He lives with pleasure, and he dies with pain’;

and be soft-hearted enough to wish that his father were alive to share with him the delicious mangoes of India. He could procure the murder of Abū-l-faẓl and avow the fact without remorse, and also pity the royal elephants because they shivered in winter when they sprinkled themselves with cold water. ‘I observed this,’ he says, ‘and so I ordered that the water should be heated to the temperature of luke-warm milk.’ And he adds: ‘This was entirely my own idea; nobody had ever thought of it before.’ One good trait in Jahāngīr was his hearty enjoyment of Nature and his love for flowers. Bābar had this also, but he was old, or at least worn out, when he came to India, and he was disgusted by an Indian attempt to poison him, and so his description of India is meagre and splenetic. Jahāngīr, on the other hand, is a true Indian, and dwells delightedly on the charms of Indian flowers, particularises the palās, the bokūl, and the champa, and avows that no fruit of Afghanistan or Central Asia is equal to the mango. He loved, too, to converse with pandits and Hindu ascetics, though he is contemptuous of their avatars, and causes the image of Vishnu as the boar avatar to be broken and flung into the Pushkar lake.

“It is a remark of Hallam’s that the best attribute of Muhammadan princes is a rigorous justice in chastising the offences of others. Of this quality Jahāngīr, in spite of all his weaknesses, had a large share, and even to this day he is spoken of with respect by Muhammadans on account of his love of justice. It is a pathetic circumstance that it was this princely quality which was to some extent the cause of the great affront put upon him by Mahābat K͟hān. Many complaints had been made to Jahāngīr of the oppressions of Mahābat in Bengal, and crowds of suppliants had come to Jahāngīr’s camp. It was his desire to give them redress and to punish Mahābat for his exactions, together with his physical and mental weakness, which led to his capture on the banks of the Jhilam.
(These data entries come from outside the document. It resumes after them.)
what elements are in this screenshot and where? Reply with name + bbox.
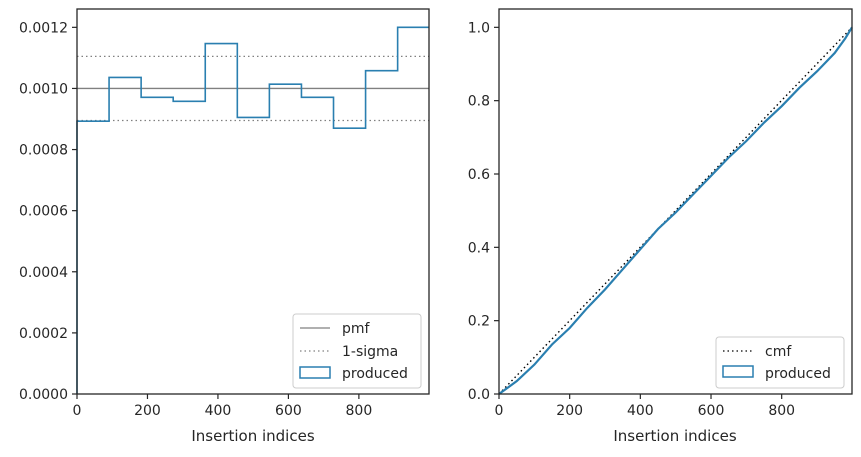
y-tick-label: 0.0008 <box>19 143 68 159</box>
y-tick-label: 0.8 <box>468 94 490 110</box>
x-tick-label: 400 <box>627 403 654 419</box>
cmf-line <box>498 26 853 395</box>
y-tick-label: 0.2 <box>468 314 490 330</box>
x-tick-label: 600 <box>698 403 725 419</box>
y-tick-label: 1.0 <box>468 20 490 36</box>
legend-produced-label: produced <box>342 366 408 382</box>
pmf-chart: 0 200 400 600 800 0.00000.00020.00040.00060.… <box>19 8 430 445</box>
legend-produced-swatch <box>299 366 331 379</box>
x-axis-label: Insertion indices <box>191 427 314 445</box>
plot-area <box>499 9 852 394</box>
x-axis-label: Insertion indices <box>613 427 736 445</box>
produced-line <box>498 26 853 395</box>
y-tick-label: 0.0004 <box>19 265 68 281</box>
x-tick-label: 0 <box>495 403 504 419</box>
x-tick-label: 400 <box>205 403 232 419</box>
y-ticks: 0.0 0.2 0.4 0.6 0.8 1.0 <box>468 20 499 403</box>
produced-step-line <box>76 26 429 394</box>
legend: cmf produced <box>715 336 845 389</box>
legend-pmf-label: pmf <box>342 321 371 337</box>
x-tick-label: 200 <box>556 403 583 419</box>
plot-frame <box>498 8 853 395</box>
legend: pmf 1-sigma produced <box>292 313 422 389</box>
x-tick-label: 800 <box>346 403 373 419</box>
y-tick-label: 0.0000 <box>19 387 68 403</box>
x-ticks: 0 200 400 600 800 <box>73 394 373 419</box>
y-tick-label: 0.4 <box>468 240 490 256</box>
series-layer <box>76 26 429 394</box>
x-tick-label: 800 <box>768 403 795 419</box>
x-tick-label: 0 <box>73 403 82 419</box>
y-tick-label: 0.6 <box>468 167 490 183</box>
reference-lines <box>77 55 429 122</box>
y-tick-label: 0.0006 <box>19 204 68 220</box>
legend-produced-label: produced <box>765 366 831 382</box>
y-ticks: 0.0000 0.0002 0.0004 0.0006 0.0008 0.0010 0.00… <box>19 20 77 403</box>
legend-sigma-label: 1-sigma <box>342 344 398 360</box>
y-tick-label: 0.0 <box>468 387 490 403</box>
legend-produced-swatch <box>722 365 754 378</box>
legend-cmf-label: cmf <box>765 344 792 360</box>
x-ticks: 0 200 400 600 800 <box>495 394 795 419</box>
cmf-chart: 0 200 400 600 800 0.0 0.2 0.4 0.6 0.8 1.0 Inserti… <box>468 8 853 445</box>
legend-box <box>292 313 422 389</box>
series-layer <box>498 26 853 395</box>
y-tick-label: 0.0012 <box>19 20 68 36</box>
y-tick-label: 0.0002 <box>19 326 68 342</box>
legend-box <box>715 336 845 389</box>
x-tick-label: 200 <box>134 403 161 419</box>
plot-frame <box>76 8 430 395</box>
y-tick-label: 0.0010 <box>19 81 68 97</box>
x-tick-label: 600 <box>275 403 302 419</box>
“One of the many interesting observations in his Memoirs is his account of an inscription he saw at Hindaun. He says that in the thirteenth year of his reign, as he was marching back to Agra, he found a verse by someone inscribed on the pillar of a pleasure-house on an islet in the lake at Hindaun. He then proceeds to quote it, and it turns out to be one of Omar Khayyam’s! This is FitzGerald’s paraphrase:—

‘For some we loved, the loveliest and the best

That from his vintage Time hath prest,

Have drunk their Cup a Round or two before,

And one by one crept silently to rest.’

“The same quatrain has also been quoted by Badayūnī in his history, and the interesting thing about Jahāngīr’s quotation of it is that he could see the beauty of the verse and at the same time did not know who was the author. There is also an interest in the fact that the third line contains a different reading from that given in Whinfield’s edition of the text. Hindaun is in the Jaipur territory, and one would like to know if the inscription still exists.

“Among other things in Jahāngīr’s Memoirs there is the description of the outbreak of the Plague, given to him by a lady of his court [which has been quoted by Dr. Simpson in his book upon Plague], and there is a very full account of Kashmir, which is considerably superior to that in the Āyīn Akbarī, which Sir Walter Lawrence has praised.”